Load data from the experiment2.xls file into and display the dataset.

### Separate data frames for each group

As you can see, the data frame contains data for both controll and experimental groups.

Create two separate data frames by filtering the main one: 
* experiment - should contain observations with the Treatment "Star"
* control - should contain observations with the Treatment "Standard"


### How many participants were in both groups?

Find out how many participants were in each of the groups.

### T - Prediction Time

We will replicate the analysis for the prediction time. The null hypothesis is that there is no difference in prediction time (T) between the groups. The alternative hypothesis will state that "average" time for the experimental group is lower than for the control group.

Since not all the participants completed the task, we have to filter the samples:
* **experiment** - reject all non-completed tasks for the experimental group (you should preserve only the rows with IsDone=="True" and IsCorrect=="True")
* **control** - since the alternative hypothesis indicates the programs using the single assignment paradigm as superior, it is acceptable to favor the control group.

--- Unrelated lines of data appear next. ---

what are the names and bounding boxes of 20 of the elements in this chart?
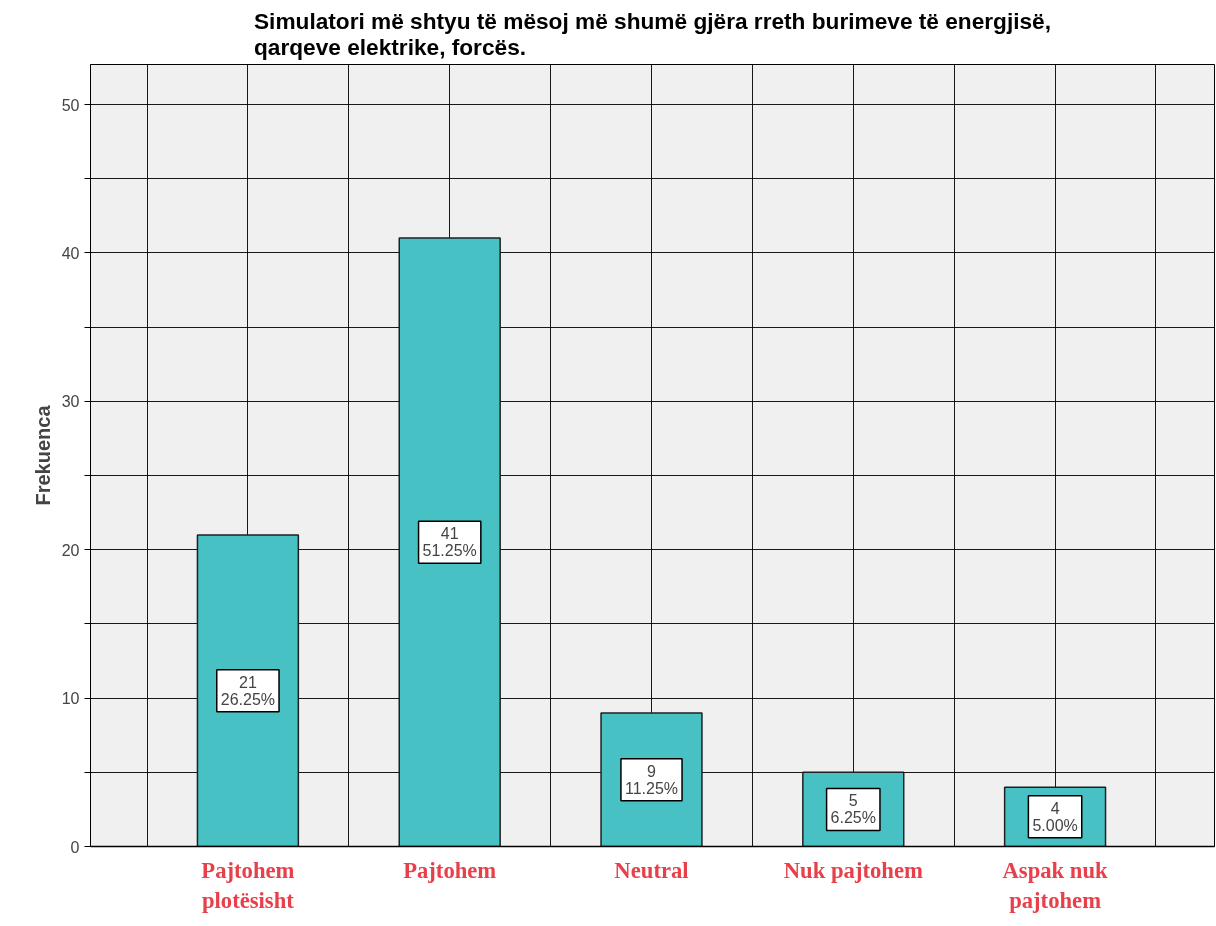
bar (398, 237, 501, 847)
y-tick-label: 10 (61, 690, 80, 708)
y-tick-label: 20 (61, 541, 80, 559)
y-tick-label: 0 (70, 838, 80, 856)
bar (196, 534, 300, 847)
data-label: 41 51.25% (422, 525, 477, 560)
data-label: 5 6.25% (830, 792, 876, 827)
x-tick-label: Neutral (614, 857, 689, 883)
x-tick-label: Aspak nuk pajtohem (1002, 857, 1109, 913)
y-axis-title: Frekuenca (31, 404, 54, 506)
data-label: 4 5.00% (1032, 799, 1078, 834)
data-label: 9 11.25% (624, 762, 679, 797)
x-tick-label: Pajtohem plotësisht (201, 857, 295, 913)
chart-title: Simulatori më shtyu të mësoj më shumë gjëra rreth burimeve të energjisë, qarqeve elektrike, forcës. (253, 7, 1052, 60)
x-tick-label: Pajtohem (403, 857, 497, 883)
y-tick-label: 30 (61, 393, 80, 411)
y-tick-label: 40 (61, 244, 80, 262)
x-tick-label: Nuk pajtohem (783, 857, 923, 883)
y-tick-label: 50 (61, 96, 80, 114)
data-label: 21 26.25% (220, 673, 276, 708)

Therefore, it was decided to accept all incompleted solutions with the assumption that the participants would finish in time T+1. Create a new column **TimeCorrected** in the control group data frame that will equal to: ```Time if IsDone=="True" and IsCorrect=="True" otherwise Time+1```. **Hint:** *if you want to use the mutate function from the dplyr package, you can use the function ifelse(condition, exp1, exp2)*. 

Calculate descriptive statistics for the Prediction Time - the columns Time and TimeCorrected in the data frames.

Plot a boxplot comparing the distributions of T in both groups

Let's check normality assumption for both variables - check the QQ plots and conduct Shapiro-Wilk tests.

**Conclusion:** What is your conclusion about the normality assumption? What kind of test will you use to investigate the hypotheses?

Perform the statistical test of you choice to investigate the hypotheses.

**Conclusion:** What is you final conclusion?